Meg has been doing a series of interviews over the past few days, and doing a great job explaining how she will be a different kind of leader for California

– apparently utterly oblivious to the irony that she’s explaining what a swell leader she’d be to REPORTERS WHO ARE NOT IN CALIFORNIA.

Breaking news: 150 days and counting since Calbuzz extended its dinner invite to eMeg.

What difference does it make what he says? Ben Smith at Politico got into an interesting beef with Senator John Cornyn, who accused the journo of being “blatantly unethical” after Smith posted a press release the Texas Republican put out commenting on Obama’s speech – hours before it was given.

I understand why Cornyn and his office are unhappy about the item and that they intended the early release as a convenience. I respectfully disagree on both the news value and the ethics. My blog item didn’t suggest that the mild deception in which his office was asking reporters to participate was some kind of major crime. It was just an opportunity to lift the curtain on a bit of Washington artifice and cast a little light on the way the parties actually interact.
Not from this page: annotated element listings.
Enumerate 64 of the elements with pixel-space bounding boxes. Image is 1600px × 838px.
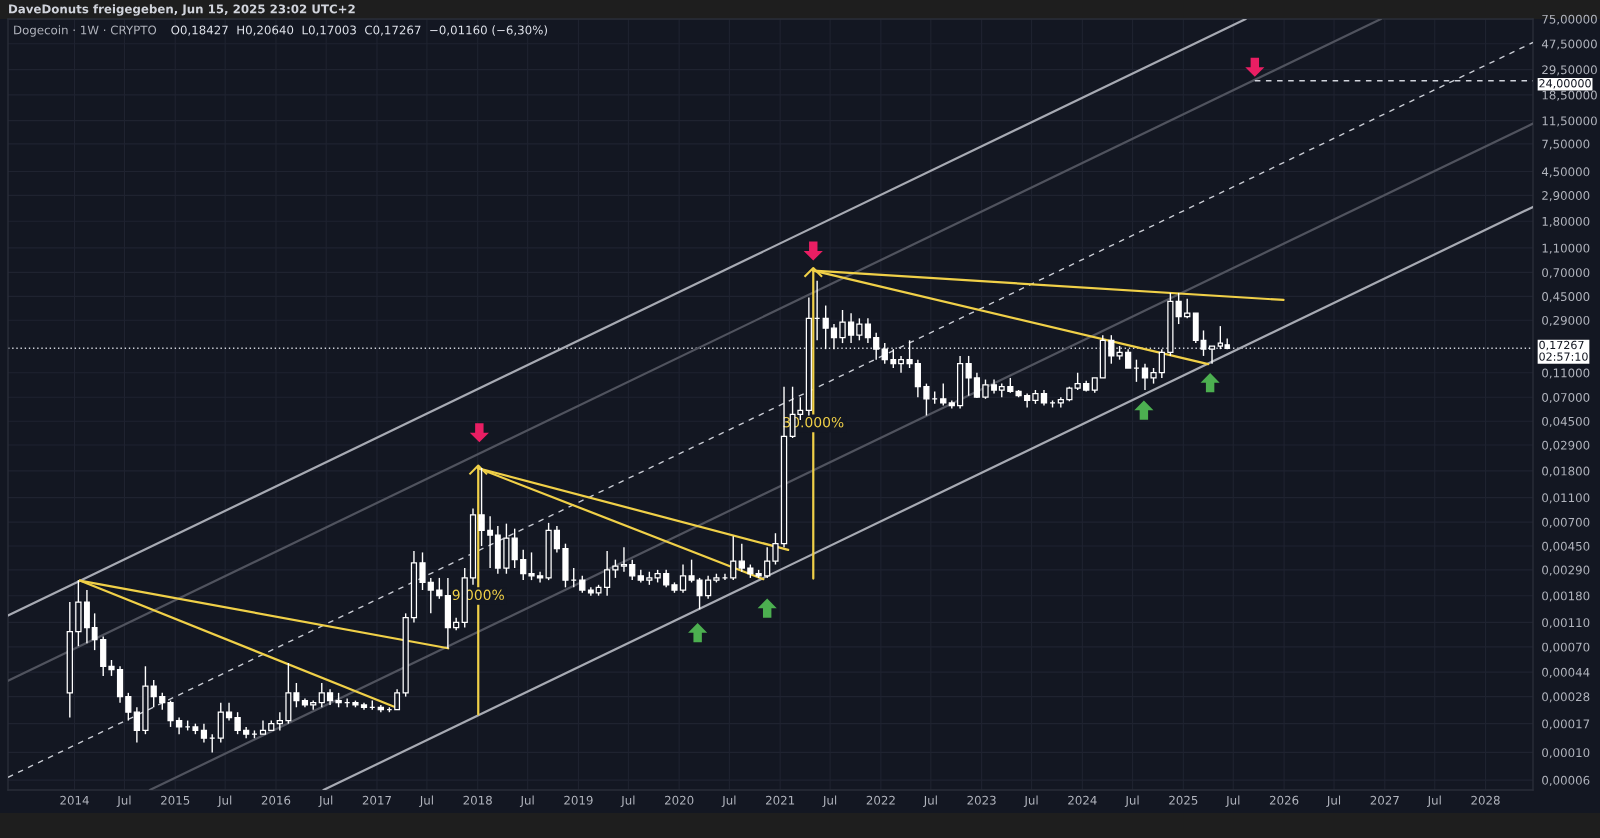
chart-subtitle: O0,18427 H0,20640 L0,17003 C0,17267 −0,01160 (−6,30%) (171, 25, 547, 36)
x-tick-label: 2022 (866, 795, 895, 805)
y-tick-label: 1,80000 (1542, 216, 1590, 228)
x-tick-label: Jul (318, 795, 333, 807)
y-tick-label: 0,11000 (1542, 368, 1590, 379)
y-tick-label: 0,00180 (1542, 591, 1590, 602)
x-tick-label: 2014 (60, 795, 89, 805)
x-tick-label: Jul (1023, 795, 1038, 807)
x-tick-label: 2021 (766, 795, 795, 805)
x-tick-label: 2023 (967, 795, 996, 805)
x-tick-label: 2018 (463, 795, 492, 805)
y-tick-label: 29,50000 (1542, 65, 1597, 76)
x-tick-label: 2028 (1471, 795, 1500, 805)
x-tick-label: Jul (116, 795, 131, 807)
y-tick-label: 0,70000 (1542, 268, 1590, 279)
y-tick-label: 4,50000 (1541, 167, 1590, 178)
y-tick-label: 11,50000 (1542, 116, 1597, 127)
x-tick-label: Jul (419, 795, 433, 807)
y-tick-label: 0,00006 (1542, 775, 1590, 786)
y-tick-label: 0,00450 (1542, 541, 1590, 552)
y-tick-label: 18,50000 (1542, 90, 1597, 101)
text: Dogecoin · 1W · CRYPTO (14, 25, 157, 37)
x-tick-label: Jul (1326, 795, 1341, 807)
x-tick-label: 2024 (1068, 795, 1097, 805)
y-tick-label: 75,00000 (1542, 14, 1597, 25)
y-tick-label: 7,50000 (1542, 139, 1590, 150)
y-tick-label: 1,10000 (1542, 243, 1590, 254)
y-tick-label: 0,00044 (1542, 667, 1590, 678)
x-tick-label: 2026 (1269, 795, 1299, 805)
y-tick-label: 0,00110 (1542, 618, 1590, 629)
y-tick-label: 2,90000 (1542, 191, 1590, 202)
x-tick-label: Jul (1427, 795, 1441, 807)
y-tick-label: 0,07000 (1542, 392, 1590, 404)
x-tick-label: Jul (1225, 795, 1240, 807)
data-label: 24,00000 (1539, 79, 1591, 89)
x-tick-label: Jul (217, 795, 232, 807)
y-tick-label: 0,01100 (1542, 493, 1590, 504)
x-tick-label: Jul (923, 795, 937, 807)
x-tick-label: 2020 (665, 795, 694, 805)
x-tick-label: Jul (519, 795, 534, 807)
y-tick-label: 0,00290 (1542, 565, 1590, 576)
y-tick-label: 0,01800 (1542, 466, 1590, 477)
x-tick-label: Jul (620, 795, 635, 807)
x-tick-label: 2019 (564, 795, 593, 805)
y-tick-label: 0,29000 (1542, 315, 1590, 327)
ref-line-label: 0,17267 02:57:10 (1539, 340, 1588, 361)
x-tick-label: 2027 (1370, 795, 1399, 805)
x-tick-label: 2015 (161, 795, 190, 805)
y-tick-label: 0,00070 (1542, 642, 1590, 653)
x-tick-label: 2017 (362, 795, 391, 805)
y-tick-label: 0,00700 (1542, 517, 1590, 528)
text: DaveDonuts freigegeben, Jun 15, 2025 23:02 UTC+2 (9, 4, 355, 16)
x-tick-label: Jul (721, 795, 736, 807)
y-tick-label: 0,04500 (1542, 416, 1590, 428)
y-tick-label: 0,00028 (1542, 692, 1590, 703)
x-tick-label: 2025 (1169, 795, 1198, 805)
y-tick-label: 0,45000 (1542, 292, 1590, 303)
x-tick-label: Jul (822, 795, 837, 807)
x-tick-label: Jul (1124, 795, 1139, 807)
y-tick-label: 0,02900 (1542, 440, 1590, 451)
y-tick-label: 0,00017 (1542, 719, 1590, 730)
x-tick-label: 2016 (261, 795, 291, 805)
y-tick-label: 47,50000 (1541, 39, 1597, 50)
y-tick-label: 0,00010 (1542, 748, 1590, 759)
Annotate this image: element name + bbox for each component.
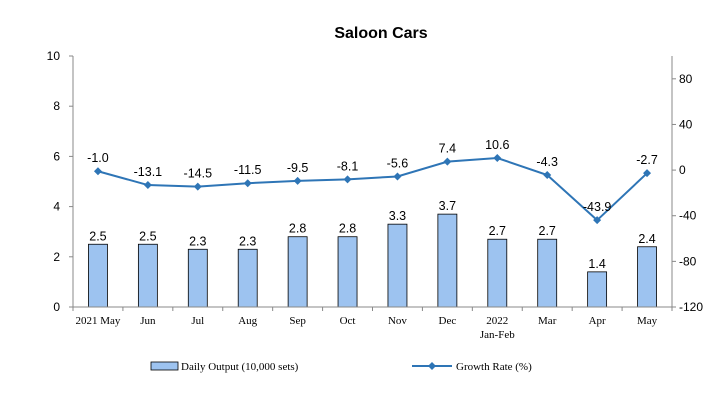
x-tick-label-2: Jul <box>191 315 204 327</box>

And traditional ground rules, which I’ve been clear about in the past, are that you can’t put something off the record or under embargo without a reporter’s consent.

Amen, brother.

Hurricane anticipation: Cornyn wasn’t the only one to engage in a little crystal ball gazing about the speech. Carly Fiorina opined that Obama was offering “gimmicks, not real solutions” in the speech nearly seven hours before Obama started talking.

“Carly on anticipated SOTU content,” read a release eblasted by her campaign at 11:07 a.m (PDT), recounting her interview with some radio windbag from San Diego. A mere eight hours and 34 minutes later, iCarly shared her thoughts on the actual speech on You Tube.

She said that Obama had offered “gimmicks, not real solutions.”

(Memo to Carly handlers: You really should let her know not to keep looking down at the script when she’s on camera, which makes her look, um, kinda shifty. Also: that buzz cut is looking a little poofy around the ears, no? We’re just sayin’).

This just in: Sarah Palin has arrived to help with the relief effort in Tahiti.